Hiroaki Kasai: First, the offering size, at 30 billion yen, made it easier for larger international ESG-focused investors to take part. To date, Japanese municipal ESG issues, particularly green bonds, have often been around 5 to 10 billion yen in size, making it difficult for larger investors to secure their minimum purchase size. Secondly, the rarity value and Tokyo’s brand were also important. While social bond issuance from Japan has risen from 35 billion yen in 2016 to 915 billion yen in 2020, issuance levels are still well behind the U.S. and Europe. As investors around the world hunt for yield, there is always an added degree of interest in debut issues–all the more so if they come from a high-quality issuer and with a credible ESG label. With an economy bigger than Turkey’s and annual bond issuance of around US$ 8 billion, Tokyo is a well-established issuer in the global capital markets with an excellent credit history. International investors who may have been interested in last year’s COVID-19 Response bond, but chose to stay on the sidelines then, were now able to take part in a fully accredited issue. Finally, Japan’s local-government bond market is second only to the U.S. in scale, with $57 billion of issuance in fiscal year 2018. Globally, Japanese local government non-yen debt has a loyal following in the international investor community, who are attracted by the country’s strong credit record, excess spreads over Japanese government bonds and robust investor protection regime. We were able to help TMG tap into this existing investor base too.

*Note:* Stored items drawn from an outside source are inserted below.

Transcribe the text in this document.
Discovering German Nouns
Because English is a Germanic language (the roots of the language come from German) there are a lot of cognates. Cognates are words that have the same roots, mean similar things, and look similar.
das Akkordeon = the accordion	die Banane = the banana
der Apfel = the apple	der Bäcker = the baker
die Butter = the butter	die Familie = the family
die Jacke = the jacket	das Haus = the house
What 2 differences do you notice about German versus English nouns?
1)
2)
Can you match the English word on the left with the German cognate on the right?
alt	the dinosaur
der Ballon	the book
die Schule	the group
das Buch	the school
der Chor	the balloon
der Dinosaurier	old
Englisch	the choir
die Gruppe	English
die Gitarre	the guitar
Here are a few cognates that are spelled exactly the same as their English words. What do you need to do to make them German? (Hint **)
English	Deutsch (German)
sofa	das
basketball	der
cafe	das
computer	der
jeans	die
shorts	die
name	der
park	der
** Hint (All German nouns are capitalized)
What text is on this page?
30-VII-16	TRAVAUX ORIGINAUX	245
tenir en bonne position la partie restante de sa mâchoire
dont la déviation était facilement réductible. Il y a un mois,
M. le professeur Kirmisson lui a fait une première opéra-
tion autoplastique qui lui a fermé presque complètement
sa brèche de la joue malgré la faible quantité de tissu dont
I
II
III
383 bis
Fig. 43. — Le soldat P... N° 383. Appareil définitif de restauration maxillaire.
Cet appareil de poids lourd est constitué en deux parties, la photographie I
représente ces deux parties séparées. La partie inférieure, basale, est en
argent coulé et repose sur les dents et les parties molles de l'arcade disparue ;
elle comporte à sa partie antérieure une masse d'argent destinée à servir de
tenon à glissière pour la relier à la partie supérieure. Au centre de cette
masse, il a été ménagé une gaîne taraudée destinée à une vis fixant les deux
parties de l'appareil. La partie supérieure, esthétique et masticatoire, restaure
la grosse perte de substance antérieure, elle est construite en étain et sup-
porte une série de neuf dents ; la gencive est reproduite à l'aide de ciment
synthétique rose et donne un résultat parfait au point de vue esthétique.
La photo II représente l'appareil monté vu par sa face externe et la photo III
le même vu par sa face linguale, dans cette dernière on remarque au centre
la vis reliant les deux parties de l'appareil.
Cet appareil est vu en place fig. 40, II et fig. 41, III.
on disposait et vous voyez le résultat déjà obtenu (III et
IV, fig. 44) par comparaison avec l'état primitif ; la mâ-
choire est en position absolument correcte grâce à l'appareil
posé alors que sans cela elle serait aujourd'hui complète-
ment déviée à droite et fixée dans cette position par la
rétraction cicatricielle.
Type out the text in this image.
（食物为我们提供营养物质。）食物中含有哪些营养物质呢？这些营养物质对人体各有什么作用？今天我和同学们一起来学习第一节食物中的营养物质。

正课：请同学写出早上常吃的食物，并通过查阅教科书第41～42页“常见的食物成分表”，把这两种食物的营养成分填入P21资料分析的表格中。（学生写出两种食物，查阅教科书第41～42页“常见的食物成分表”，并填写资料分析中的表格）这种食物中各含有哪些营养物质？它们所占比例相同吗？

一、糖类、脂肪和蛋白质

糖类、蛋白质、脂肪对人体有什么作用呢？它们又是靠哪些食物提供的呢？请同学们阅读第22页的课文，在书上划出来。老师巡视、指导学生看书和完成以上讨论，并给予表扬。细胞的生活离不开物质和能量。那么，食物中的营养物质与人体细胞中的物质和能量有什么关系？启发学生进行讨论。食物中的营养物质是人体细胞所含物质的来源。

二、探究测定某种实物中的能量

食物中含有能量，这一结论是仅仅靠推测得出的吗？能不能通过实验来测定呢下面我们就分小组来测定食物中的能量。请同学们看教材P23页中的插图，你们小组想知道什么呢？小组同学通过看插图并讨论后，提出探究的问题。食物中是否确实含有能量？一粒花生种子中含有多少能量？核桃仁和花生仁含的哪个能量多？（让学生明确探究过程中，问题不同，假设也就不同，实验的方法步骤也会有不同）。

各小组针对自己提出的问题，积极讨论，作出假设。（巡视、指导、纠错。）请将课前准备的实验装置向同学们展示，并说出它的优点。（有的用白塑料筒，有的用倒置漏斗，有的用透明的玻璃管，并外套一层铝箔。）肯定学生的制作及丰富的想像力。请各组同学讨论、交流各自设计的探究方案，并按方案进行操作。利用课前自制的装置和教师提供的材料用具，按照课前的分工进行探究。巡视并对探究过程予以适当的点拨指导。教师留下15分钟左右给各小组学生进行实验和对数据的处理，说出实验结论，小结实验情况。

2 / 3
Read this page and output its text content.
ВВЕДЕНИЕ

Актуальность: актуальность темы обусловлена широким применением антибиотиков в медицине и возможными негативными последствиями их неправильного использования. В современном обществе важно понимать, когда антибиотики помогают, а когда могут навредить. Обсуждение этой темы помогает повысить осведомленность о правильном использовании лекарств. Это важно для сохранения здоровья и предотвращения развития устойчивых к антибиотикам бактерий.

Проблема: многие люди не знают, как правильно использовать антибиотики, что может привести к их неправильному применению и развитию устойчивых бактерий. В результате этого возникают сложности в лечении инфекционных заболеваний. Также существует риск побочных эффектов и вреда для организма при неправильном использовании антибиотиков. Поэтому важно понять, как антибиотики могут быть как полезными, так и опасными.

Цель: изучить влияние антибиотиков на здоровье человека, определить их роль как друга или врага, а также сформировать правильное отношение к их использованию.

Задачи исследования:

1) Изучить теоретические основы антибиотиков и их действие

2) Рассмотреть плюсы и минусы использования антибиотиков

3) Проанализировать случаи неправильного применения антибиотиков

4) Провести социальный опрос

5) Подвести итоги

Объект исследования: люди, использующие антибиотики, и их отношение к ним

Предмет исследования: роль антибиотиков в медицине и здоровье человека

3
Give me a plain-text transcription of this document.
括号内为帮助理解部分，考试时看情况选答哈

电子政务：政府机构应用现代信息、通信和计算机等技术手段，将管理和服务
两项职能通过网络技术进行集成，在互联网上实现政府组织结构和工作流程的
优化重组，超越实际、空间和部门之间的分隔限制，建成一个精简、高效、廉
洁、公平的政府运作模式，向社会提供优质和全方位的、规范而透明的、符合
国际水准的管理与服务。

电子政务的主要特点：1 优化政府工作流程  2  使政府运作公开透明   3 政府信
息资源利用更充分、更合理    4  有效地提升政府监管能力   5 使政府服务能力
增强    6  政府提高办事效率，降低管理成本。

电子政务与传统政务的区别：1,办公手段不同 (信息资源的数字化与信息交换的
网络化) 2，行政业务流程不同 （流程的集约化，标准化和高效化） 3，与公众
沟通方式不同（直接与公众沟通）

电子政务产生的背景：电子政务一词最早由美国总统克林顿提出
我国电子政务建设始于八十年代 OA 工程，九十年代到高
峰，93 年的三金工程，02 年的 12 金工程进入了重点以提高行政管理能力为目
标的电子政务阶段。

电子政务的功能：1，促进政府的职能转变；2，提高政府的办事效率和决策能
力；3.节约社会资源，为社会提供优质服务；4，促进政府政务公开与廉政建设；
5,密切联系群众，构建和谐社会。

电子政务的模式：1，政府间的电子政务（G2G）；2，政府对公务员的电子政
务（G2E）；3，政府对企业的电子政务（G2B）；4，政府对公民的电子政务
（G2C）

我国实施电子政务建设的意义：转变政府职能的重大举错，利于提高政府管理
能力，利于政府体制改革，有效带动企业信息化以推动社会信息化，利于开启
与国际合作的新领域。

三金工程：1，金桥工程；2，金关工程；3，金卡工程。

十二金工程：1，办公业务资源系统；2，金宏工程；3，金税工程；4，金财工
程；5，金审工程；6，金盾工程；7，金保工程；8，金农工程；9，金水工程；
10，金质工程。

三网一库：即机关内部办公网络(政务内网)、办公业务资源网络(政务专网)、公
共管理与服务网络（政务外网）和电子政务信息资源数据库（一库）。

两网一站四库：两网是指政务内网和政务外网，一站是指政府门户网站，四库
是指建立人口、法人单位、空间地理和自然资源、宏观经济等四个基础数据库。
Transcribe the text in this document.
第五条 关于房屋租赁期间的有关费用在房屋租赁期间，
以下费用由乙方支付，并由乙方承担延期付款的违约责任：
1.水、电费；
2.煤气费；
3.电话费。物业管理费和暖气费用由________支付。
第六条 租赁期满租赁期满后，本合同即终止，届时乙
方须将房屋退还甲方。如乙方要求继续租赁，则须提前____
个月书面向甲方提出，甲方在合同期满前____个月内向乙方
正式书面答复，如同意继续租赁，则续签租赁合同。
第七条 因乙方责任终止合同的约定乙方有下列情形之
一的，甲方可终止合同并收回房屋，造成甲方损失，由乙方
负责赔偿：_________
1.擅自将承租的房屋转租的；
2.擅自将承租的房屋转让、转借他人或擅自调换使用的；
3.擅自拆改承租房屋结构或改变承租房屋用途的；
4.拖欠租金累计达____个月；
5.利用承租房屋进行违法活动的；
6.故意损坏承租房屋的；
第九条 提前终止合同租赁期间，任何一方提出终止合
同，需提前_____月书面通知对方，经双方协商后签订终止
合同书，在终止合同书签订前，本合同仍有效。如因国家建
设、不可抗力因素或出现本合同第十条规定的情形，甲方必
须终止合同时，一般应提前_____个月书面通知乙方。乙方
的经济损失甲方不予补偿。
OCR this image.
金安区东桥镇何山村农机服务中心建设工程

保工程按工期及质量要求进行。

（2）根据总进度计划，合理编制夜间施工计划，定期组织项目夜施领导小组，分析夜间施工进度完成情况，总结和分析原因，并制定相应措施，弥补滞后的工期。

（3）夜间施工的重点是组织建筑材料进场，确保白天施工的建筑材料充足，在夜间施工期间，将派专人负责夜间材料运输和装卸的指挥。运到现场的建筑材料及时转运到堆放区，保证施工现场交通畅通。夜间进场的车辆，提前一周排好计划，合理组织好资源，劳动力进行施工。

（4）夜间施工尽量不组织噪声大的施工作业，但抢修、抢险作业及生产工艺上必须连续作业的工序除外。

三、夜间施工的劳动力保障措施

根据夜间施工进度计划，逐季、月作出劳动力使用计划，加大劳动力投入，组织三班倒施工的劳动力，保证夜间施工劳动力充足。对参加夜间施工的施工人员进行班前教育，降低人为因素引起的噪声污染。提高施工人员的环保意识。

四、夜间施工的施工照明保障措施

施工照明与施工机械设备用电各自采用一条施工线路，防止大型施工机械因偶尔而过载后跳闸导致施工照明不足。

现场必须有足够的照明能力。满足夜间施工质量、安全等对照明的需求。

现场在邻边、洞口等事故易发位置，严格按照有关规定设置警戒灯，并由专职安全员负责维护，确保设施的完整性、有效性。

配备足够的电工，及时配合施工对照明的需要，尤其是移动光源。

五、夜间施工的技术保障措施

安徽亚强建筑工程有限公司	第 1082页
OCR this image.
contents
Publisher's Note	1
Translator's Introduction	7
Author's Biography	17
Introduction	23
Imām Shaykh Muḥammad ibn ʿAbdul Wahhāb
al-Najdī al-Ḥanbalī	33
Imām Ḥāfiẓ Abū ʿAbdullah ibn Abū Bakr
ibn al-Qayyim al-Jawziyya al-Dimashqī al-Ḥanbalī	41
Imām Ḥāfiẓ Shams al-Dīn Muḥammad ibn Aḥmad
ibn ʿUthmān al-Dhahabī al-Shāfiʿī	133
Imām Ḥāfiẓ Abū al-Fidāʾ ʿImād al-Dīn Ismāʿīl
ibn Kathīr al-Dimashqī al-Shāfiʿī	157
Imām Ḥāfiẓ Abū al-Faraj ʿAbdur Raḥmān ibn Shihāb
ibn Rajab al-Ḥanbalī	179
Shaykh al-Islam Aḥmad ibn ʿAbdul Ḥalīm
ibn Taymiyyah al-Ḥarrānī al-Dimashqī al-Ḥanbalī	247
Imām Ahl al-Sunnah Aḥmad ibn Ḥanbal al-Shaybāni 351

Will this debut issue prompt other local governments in Japan to consider social bonds?

Satoru Kawahito: While ESG bond issuance has been steadily growing in Japan, there have been some hurdles for would-be local government issuers. For example, some local governments have been skeptical about the need to issue dedicated social bonds, since so much of their activities can be classified as socially oriented. Others have struggled to identify projects large enough to warrant a bond, particularly due to legal constraints on how bond financing can be used. Some of this may reflect a tendency for what is known as “green-blushing” in the green bond market—essentially the opposite of green washing—which refers to issuers who underplay the significance of their environmental initiatives. The same may be true of local governments, who may be undervaluing the importance of the social support programs they run. This would be especially unfortunate, since Japan’s prefectures, cities and towns actually provide a greater proportion of social services than the national government.

Hiroaki Kasai: As the capital city, TMG has been a pioneer in the Japan municipal bond markets and we are hopeful that its debut social bond will provide a benchmark for other municipalities. The strong demand for the offering has made clear the potential benefits of pursuing third-party accreditation, in terms of investor base diversification and lower funding costs. There is now a template for other local governments when considering which of their projects may be eligible. And as Tokyo plans to sell another 30 billion yen of social bonds this year, we should see sustained investor interest in this new provenance of social debt. At the same time, as a growing number of municipalities are setting ESG and or SDGs related multi-year goals for their communities, they may begin exploring the possibility of sustainability linked-bonds, a new ICMA format which requires issuers to set sustainability objectives but do not limit the use of funds to individual projects.